Cette réforme territoriale qui n’aura pas lieu

Et alors que le pays accumule quelques soucis de trésorerie, de chômage et de moral, le chef de l’État a finalement choisi de mettre tous ses efforts sur une réforme territoriale dont tout indique qu’elle était à la fois attendue, indispensable et parfaitement réalisable dans un temps très court. La machine médiatique est en marche : réforme territoriale ce sera donc !

Il ne se sera écoulé que quelques jours entre le moment où le Président aura décidé de lancer cette réforme et le moment où les rédactions se sont toutes penchées sur la question pour produire moult articles afin de répondre à la question lancinante que tout le monde se pose apparemment : comment va-t-on donc procéder pour alléger le mille-feuille administratif français ?

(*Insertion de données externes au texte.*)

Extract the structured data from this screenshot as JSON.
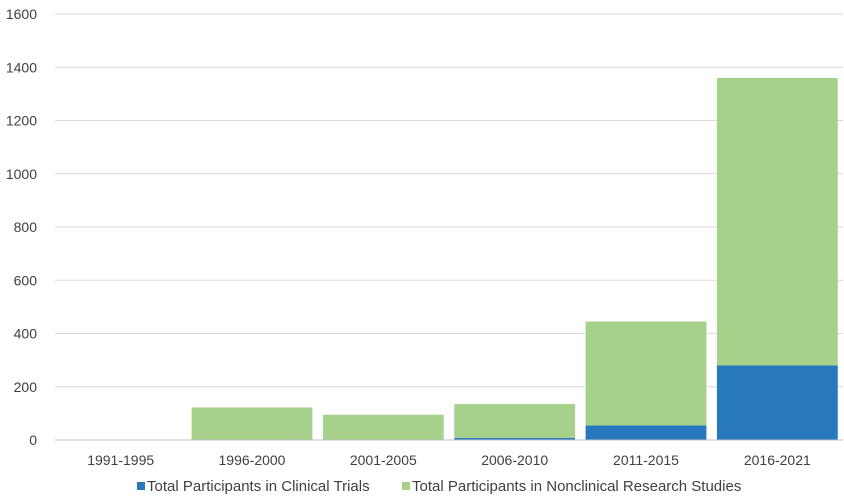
{
  "chart_data": {
    "type": "bar",
    "stacked": true,
    "title": "",
    "xlabel": "",
    "ylabel": "",
    "categories": [
      "1991-1995",
      "1996-2000",
      "2001-2005",
      "2006-2010",
      "2011-2015",
      "2016-2021"
    ],
    "series": [
      {
        "name": "Total Participants in Clinical Trials",
        "color": "#2878BE",
        "values": [
          0,
          0,
          0,
          8,
          55,
          280
        ]
      },
      {
        "name": "Total Participants in Nonclinical Research Studies",
        "color": "#A6D18A",
        "values": [
          0,
          122,
          95,
          127,
          390,
          1080
        ]
      }
    ],
    "ylim": [
      0,
      1600
    ],
    "yticks": [
      0,
      200,
      400,
      600,
      800,
      1000,
      1200,
      1400,
      1600
    ],
    "grid": true,
    "legend_position": "bottom"
  }
}
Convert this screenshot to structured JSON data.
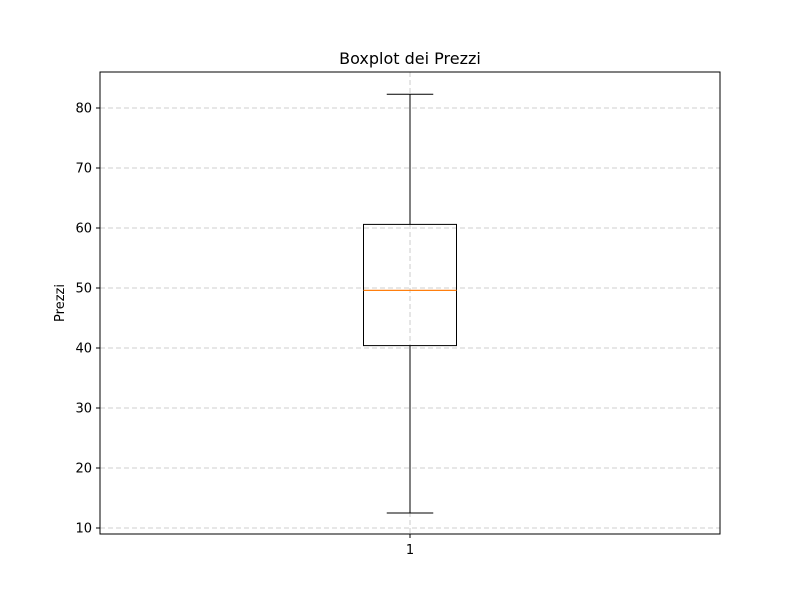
{
  "chart_data": {
    "type": "boxplot",
    "title": "Boxplot dei Prezzi",
    "xlabel": "",
    "ylabel": "Prezzi",
    "categories": [
      "1"
    ],
    "boxes": [
      {
        "category": "1",
        "whisker_low": 12.5,
        "q1": 40.4,
        "median": 49.6,
        "q3": 60.6,
        "whisker_high": 82.3
      }
    ],
    "ylim": [
      9.0,
      86.0
    ],
    "xlim": [
      0.5,
      1.5
    ],
    "yticks": [
      10,
      20,
      30,
      40,
      50,
      60,
      70,
      80
    ],
    "grid": true,
    "colors": {
      "box": "#000000",
      "median": "#ff7f0e",
      "grid": "#b0b0b0"
    }
  }
}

Pour le moment, toutes les étapes précises de cette réforme sont encore dans les cartons, bien rangées les unes derrières les autres, mais on sait déjà, heureusement, que l’entreprise n’est pas vaine puisqu’elle permettra d’économiser un paquet d’argent. Vallini, Le secrétaire d’État à la réforme territoriale, s’est d’ailleurs fendu d’un entretien au Figaro qui chiffre tout ça :

« Les meilleurs spécialistes pensent qu’en tablant sur des économies d’échelle et des suppressions de doublons qui pourraient à terme représenter de 5% à 10% on arrive à un gain annuel de 12 à 25 milliards d’euros à moyen terme. »

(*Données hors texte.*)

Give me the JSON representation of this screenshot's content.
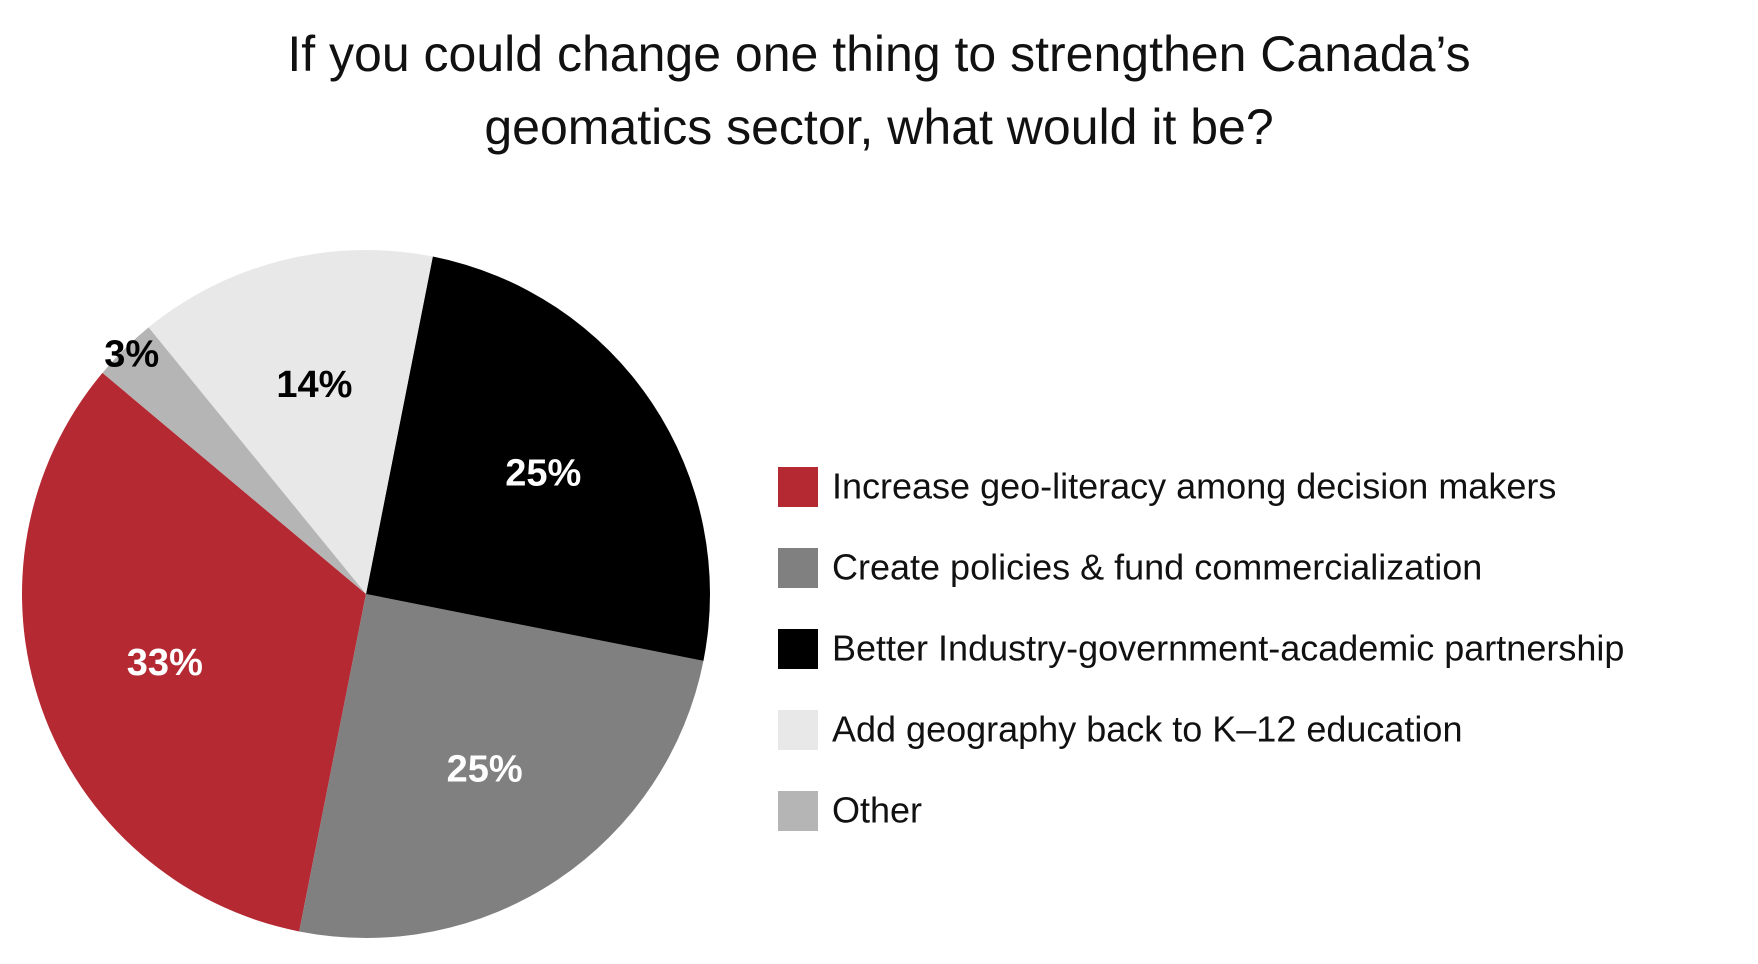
{
  "chart_data": {
    "type": "pie",
    "title": "If you could change one thing to strengthen Canada’s geomatics sector, what would it be?",
    "categories": [
      "Increase geo-literacy among decision makers",
      "Create policies & fund commercialization",
      "Better Industry-government-academic partnership",
      "Add geography back to K–12 education",
      "Other"
    ],
    "values": [
      33,
      25,
      25,
      14,
      3
    ],
    "value_labels": [
      "33%",
      "25%",
      "25%",
      "14%",
      "3%"
    ],
    "colors": [
      "#b52933",
      "#808080",
      "#000000",
      "#e8e8e8",
      "#b5b5b5"
    ],
    "legend": "right"
  }
}
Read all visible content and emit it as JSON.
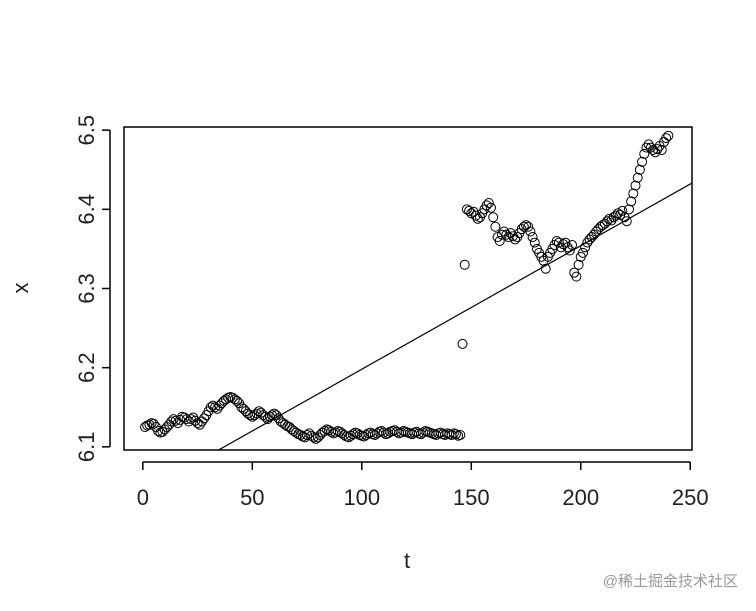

Voilà voilà, les meilleurs spécialistes ont fait leurs petits calculs et annoncent une économie possible allant du simple à plus du double (en gros, on parle de 18.5 milliards d’euros plus ou moins 6.5 milliards) soit une marge d’erreur de 35% et dont le montant (plus de six milliards) représente 40% de l’effort d’économies que le plan Valls propose d’engager. À côté d’une telle marge d’erreur, même les calculs du GIEC sur le réchauffement qu’on aurait dû observer les 16 dernières années sont d’une précision diabolique…

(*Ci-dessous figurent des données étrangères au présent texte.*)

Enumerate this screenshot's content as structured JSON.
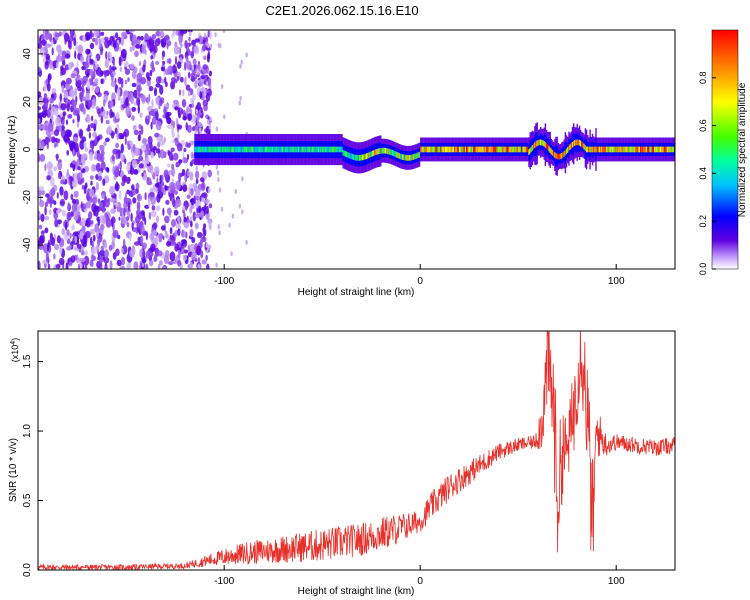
{
  "title": "C2E1.2026.062.15.16.E10",
  "chart_data": [
    {
      "type": "heatmap",
      "name": "spectrogram",
      "xlabel": "Height of straight line (km)",
      "ylabel": "Frequency (Hz)",
      "xlim": [
        -195,
        130
      ],
      "ylim": [
        -50,
        50
      ],
      "xticks": [
        -100,
        0,
        100
      ],
      "xtick_labels": [
        "-100",
        "0",
        "100"
      ],
      "yticks": [
        -40,
        -20,
        0,
        20,
        40
      ],
      "ytick_labels": [
        "-40",
        "-20",
        "0",
        "20",
        "40"
      ],
      "grid": false,
      "colorbar": {
        "label": "Normalized spectral amplitude",
        "range": [
          0,
          1
        ],
        "ticks": [
          0.0,
          0.2,
          0.4,
          0.6,
          0.8
        ],
        "tick_labels": [
          "0.0",
          "0.2",
          "0.4",
          "0.6",
          "0.8"
        ],
        "colormap": [
          "#ffffff",
          "#6000e0",
          "#0000ff",
          "#00c0ff",
          "#00ff80",
          "#60ff00",
          "#ffff00",
          "#ff8000",
          "#ff0000"
        ]
      },
      "regions": [
        {
          "label": "broadband noise",
          "x_range": [
            -195,
            -115
          ],
          "freq_range": [
            -50,
            50
          ],
          "amplitude": 0.1
        },
        {
          "label": "signal band",
          "x_range": [
            -115,
            130
          ],
          "center_freq_hz": 0,
          "band_halfwidth_hz": 5,
          "peak_amplitude": 1.0
        }
      ]
    },
    {
      "type": "line",
      "name": "snr",
      "xlabel": "Height of straight line (km)",
      "ylabel": "SNR (10 * v/v)",
      "y_multiplier_label": "(x10",
      "y_multiplier_exp": "4",
      "y_multiplier_close": ")",
      "xlim": [
        -195,
        130
      ],
      "ylim": [
        0,
        1.72
      ],
      "xticks": [
        -100,
        0,
        100
      ],
      "xtick_labels": [
        "-100",
        "0",
        "100"
      ],
      "yticks": [
        0.0,
        0.5,
        1.0,
        1.5
      ],
      "ytick_labels": [
        "0.0",
        "0.5",
        "1.0",
        "1.5"
      ],
      "grid": false,
      "series": [
        {
          "name": "SNR",
          "color": "#e8302a",
          "x": [
            -195,
            -150,
            -120,
            -105,
            -90,
            -70,
            -50,
            -30,
            -15,
            0,
            5,
            15,
            30,
            40,
            50,
            58,
            62,
            65,
            68,
            70,
            73,
            75,
            78,
            82,
            85,
            88,
            90,
            95,
            100,
            110,
            120,
            130
          ],
          "y": [
            0.02,
            0.02,
            0.03,
            0.08,
            0.12,
            0.15,
            0.18,
            0.22,
            0.28,
            0.35,
            0.45,
            0.6,
            0.75,
            0.85,
            0.9,
            0.92,
            1.05,
            1.5,
            1.2,
            0.5,
            0.9,
            0.85,
            1.1,
            1.65,
            1.2,
            0.3,
            1.0,
            0.9,
            0.92,
            0.9,
            0.88,
            0.9
          ],
          "amplitude_spread": [
            0.02,
            0.02,
            0.02,
            0.05,
            0.08,
            0.1,
            0.12,
            0.12,
            0.12,
            0.08,
            0.1,
            0.1,
            0.08,
            0.06,
            0.05,
            0.05,
            0.2,
            0.35,
            0.45,
            0.5,
            0.3,
            0.2,
            0.35,
            0.35,
            0.45,
            0.5,
            0.2,
            0.08,
            0.06,
            0.06,
            0.06,
            0.06
          ]
        }
      ]
    }
  ]
}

Mais bref, n’ergotons pas : c’est déjà miraculeux qu’un calcul, aussi vague soit-il, ait été fait. En substance, il s’agit de dire que la disparition de certains doublons dans les collectivités (qui crament un budget de 250 milliards d’euros) permettrait de faire des économies d’échelle à hauteur de 5 à 10%. Comment sont trouvés ces pourcentages, nul ne sait exactement mais sachez que d’excellents « spécialistes » y ont travaillé. En tout cas, moyennant quelques suppressions de doublons, pouf, on trouve un gisement d’économies palpables.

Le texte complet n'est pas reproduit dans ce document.